Ms Imus, who works as a carer for an elderly man and who also volunteers for a charity, says her son was just two years old when she left home.

Priya Ramsurn from Mauritius came to Ireland along with her husband and two children almost eight years ago to study for a masters degree in IT and business.

“But I failed one subject in my big assignment after four years. So then I couldn’t get back into the system.”

Heart problems

Ms Ramsurn’s elderly mother in Mauritius has diabetes and heart problems and had a couple of operations last year but she cannot visit her.

She says the immigration authorities have told her and her husband to send their children, aged in their late teens, back to Mauritius and that then her husband will be given his papers.

“They came here younger and now they are rooted and settled. Ireland is their home. Mauritius is like a far memory for them,” she says.

“Who would look after them? It would break a family.”

Ms Ramsurn, who works as a cleaner, says she does not want to be undocumented and wants Ireland as her home and wants to be contributing here.

“I want to have the dignity to live here. To live a life as undocumented is not easy every day. You live with fear, stress and every day at any time anything can happen.

“We just want to be respected and have dignity.

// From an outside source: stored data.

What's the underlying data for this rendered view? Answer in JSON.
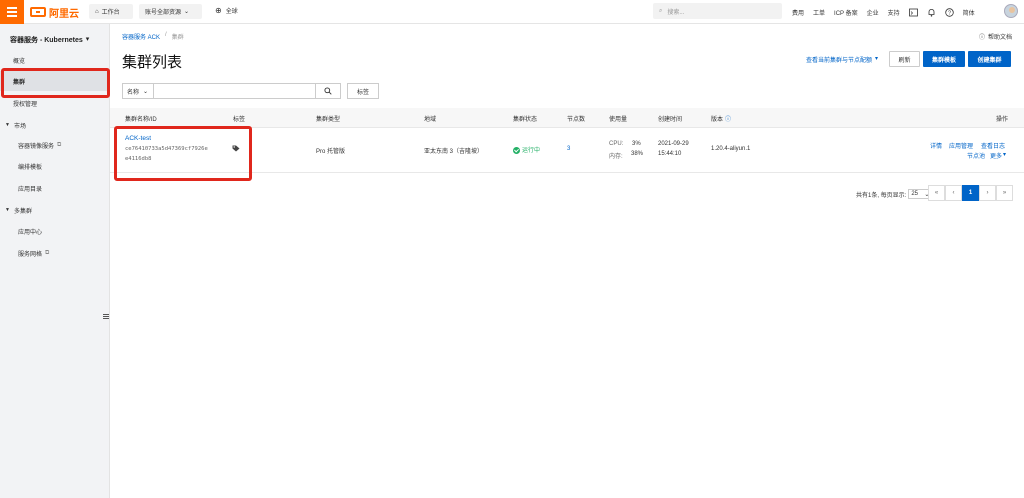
{
  "header": {
    "logo_text": "阿里云",
    "workbench": "工作台",
    "account_scope": "账号全部资源",
    "region": "全球",
    "search_placeholder": "搜索...",
    "links": [
      "费用",
      "工单",
      "ICP 备案",
      "企业",
      "支持"
    ],
    "lang": "简体",
    "accent": "#ff6a00"
  },
  "sidebar": {
    "title": "容器服务 - Kubernetes",
    "items": [
      {
        "label": "概览"
      },
      {
        "label": "集群",
        "active": true
      },
      {
        "label": "授权管理"
      },
      {
        "label": "市场",
        "group": true
      },
      {
        "label": "容器镜像服务",
        "external": true
      },
      {
        "label": "编排模板"
      },
      {
        "label": "应用目录"
      },
      {
        "label": "多集群",
        "group": true
      },
      {
        "label": "应用中心"
      },
      {
        "label": "服务网格",
        "external": true
      }
    ]
  },
  "main": {
    "breadcrumb": [
      "容器服务 ACK",
      "/",
      "集群"
    ],
    "help": "帮助文档",
    "title": "集群列表",
    "quota_link": "查看当前集群与节点配额",
    "refresh": "刷新",
    "template_btn": "集群模板",
    "create_btn": "创建集群",
    "filter_field": "名称",
    "tag_btn": "标签",
    "table": {
      "headers": [
        "集群名称/ID",
        "标签",
        "集群类型",
        "地域",
        "集群状态",
        "节点数",
        "使用量",
        "创建时间",
        "版本",
        "操作"
      ],
      "rows": [
        {
          "name": "ACK-test",
          "id_line1": "ce76410733a5d47369cf7926e",
          "id_line2": "e4116db8",
          "type": "Pro 托管版",
          "region": "亚太东南 3（吉隆坡）",
          "status": "运行中",
          "nodes": "3",
          "cpu_label": "CPU:",
          "cpu": "3%",
          "mem_label": "内存:",
          "mem": "38%",
          "date": "2021-09-29",
          "time": "15:44:10",
          "version": "1.20.4-aliyun.1",
          "actions": [
            "详情",
            "应用管理",
            "查看日志",
            "节点池",
            "更多"
          ]
        }
      ]
    },
    "pager": {
      "summary": "共有1条, 每页显示:",
      "page_size": "25",
      "unit": "条",
      "buttons": [
        "«",
        "‹",
        "1",
        "›",
        "»"
      ],
      "current": "1"
    }
  }
}
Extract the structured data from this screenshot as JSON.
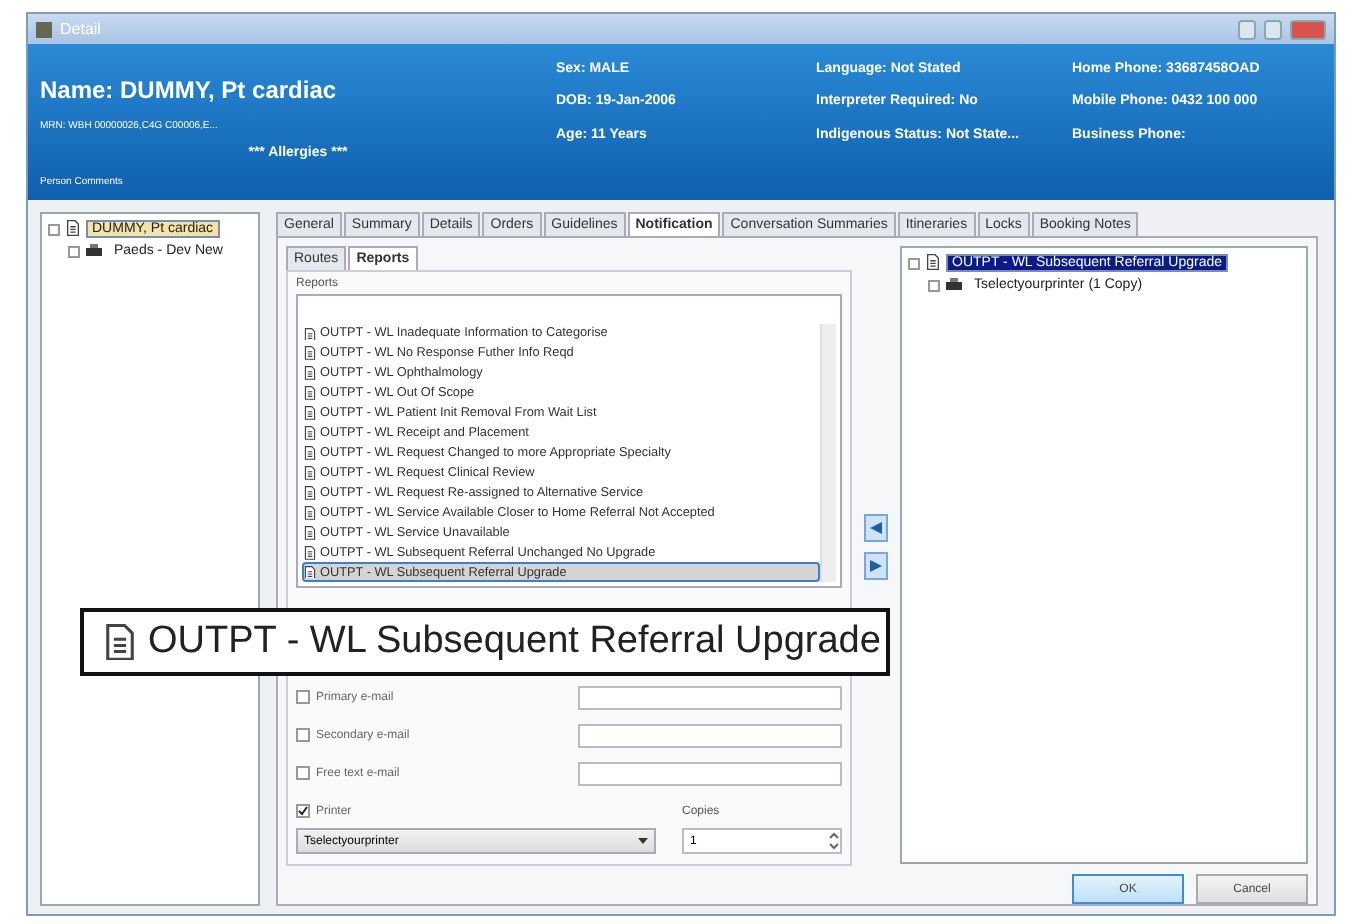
{
  "window": {
    "title": "Detail"
  },
  "header": {
    "name": "Name: DUMMY, Pt cardiac",
    "mrn": "MRN: WBH 00000026,C4G C00006,E...",
    "allergies": "*** Allergies ***",
    "comments": "Person Comments",
    "columns": [
      [
        "Sex: MALE",
        "DOB: 19-Jan-2006",
        "Age: 11 Years"
      ],
      [
        "Language: Not Stated",
        "Interpreter Required: No",
        "Indigenous Status: Not State..."
      ],
      [
        "Home Phone: 33687458OAD",
        "Mobile Phone: 0432 100 000",
        "Business Phone:"
      ]
    ]
  },
  "left_tree": [
    {
      "label": "DUMMY, Pt cardiac",
      "selected": true,
      "children": [
        {
          "label": "Paeds - Dev New",
          "selected": false
        }
      ]
    }
  ],
  "tabs": [
    {
      "label": "General",
      "selected": false
    },
    {
      "label": "Summary",
      "selected": false
    },
    {
      "label": "Details",
      "selected": false
    },
    {
      "label": "Orders",
      "selected": false
    },
    {
      "label": "Guidelines",
      "selected": false
    },
    {
      "label": "Notification",
      "selected": true
    },
    {
      "label": "Conversation Summaries",
      "selected": false
    },
    {
      "label": "Itineraries",
      "selected": false
    },
    {
      "label": "Locks",
      "selected": false
    },
    {
      "label": "Booking Notes",
      "selected": false
    }
  ],
  "subtabs": [
    {
      "label": "Routes",
      "selected": false
    },
    {
      "label": "Reports",
      "selected": true
    }
  ],
  "reports": {
    "label": "Reports",
    "items": [
      {
        "label": "OUTPT - WL Inadequate Information to Categorise",
        "selected": false
      },
      {
        "label": "OUTPT - WL No Response Futher Info Reqd",
        "selected": false
      },
      {
        "label": "OUTPT - WL Ophthalmology",
        "selected": false
      },
      {
        "label": "OUTPT - WL Out Of Scope",
        "selected": false
      },
      {
        "label": "OUTPT - WL Patient Init Removal From Wait List",
        "selected": false
      },
      {
        "label": "OUTPT - WL Receipt and Placement",
        "selected": false
      },
      {
        "label": "OUTPT - WL Request Changed to more Appropriate Specialty",
        "selected": false
      },
      {
        "label": "OUTPT - WL Request Clinical Review",
        "selected": false
      },
      {
        "label": "OUTPT - WL Request Re-assigned to Alternative Service",
        "selected": false
      },
      {
        "label": "OUTPT - WL Service Available Closer to Home Referral Not Accepted",
        "selected": false
      },
      {
        "label": "OUTPT - WL Service Unavailable",
        "selected": false
      },
      {
        "label": "OUTPT - WL Subsequent Referral Unchanged No Upgrade",
        "selected": false
      },
      {
        "label": "OUTPT - WL Subsequent Referral Upgrade",
        "selected": true
      }
    ]
  },
  "options": [
    {
      "label": "Primary e-mail",
      "checked": false
    },
    {
      "label": "Secondary e-mail",
      "checked": false
    },
    {
      "label": "Free text e-mail",
      "checked": false
    }
  ],
  "printer": {
    "label": "Printer",
    "checked": true,
    "value": "Tselectyourprinter",
    "copies_label": "Copies",
    "copies": "1"
  },
  "right_tree": [
    {
      "label": "OUTPT - WL Subsequent Referral Upgrade",
      "selected": true,
      "children": [
        {
          "label": "Tselectyourprinter (1 Copy)",
          "selected": false
        }
      ]
    }
  ],
  "callout": {
    "label": "OUTPT - WL Subsequent Referral Upgrade"
  },
  "buttons": [
    "OK",
    "Cancel"
  ]
}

Don’t look at ... the colour of my skin, just look at me as a human being.”

The Oireachtas Joint Committee on Justice, Defence and Equality wrote to Tánaiste and Minister for Justice Frances Fitzgerald TD last month asking her to consider a number of proposals in relation to a regularisation programme for undocumented migrants.

The committee has held meetings on both the migrant crisis and the issue of undocumented migrants in Ireland.

Committee chairman David Stanton TD said the committee had been told that the current situation could be addressed through a “once-off, time bound regularisation scheme which would give undocumented migrants an opportunity to regularise their situation”.

Mr Higgins and his wife Sabina Higgins held a low-key meeting with a small group of the undocumented migrants on Thursday.

Personal stories

The President asked them questions about their interactions with Oireachtas committees and the Department of Justice and heard their personal stories.

Asked what words the president had for her, Ms Imus said: “He said, ‘You are nearly there’.”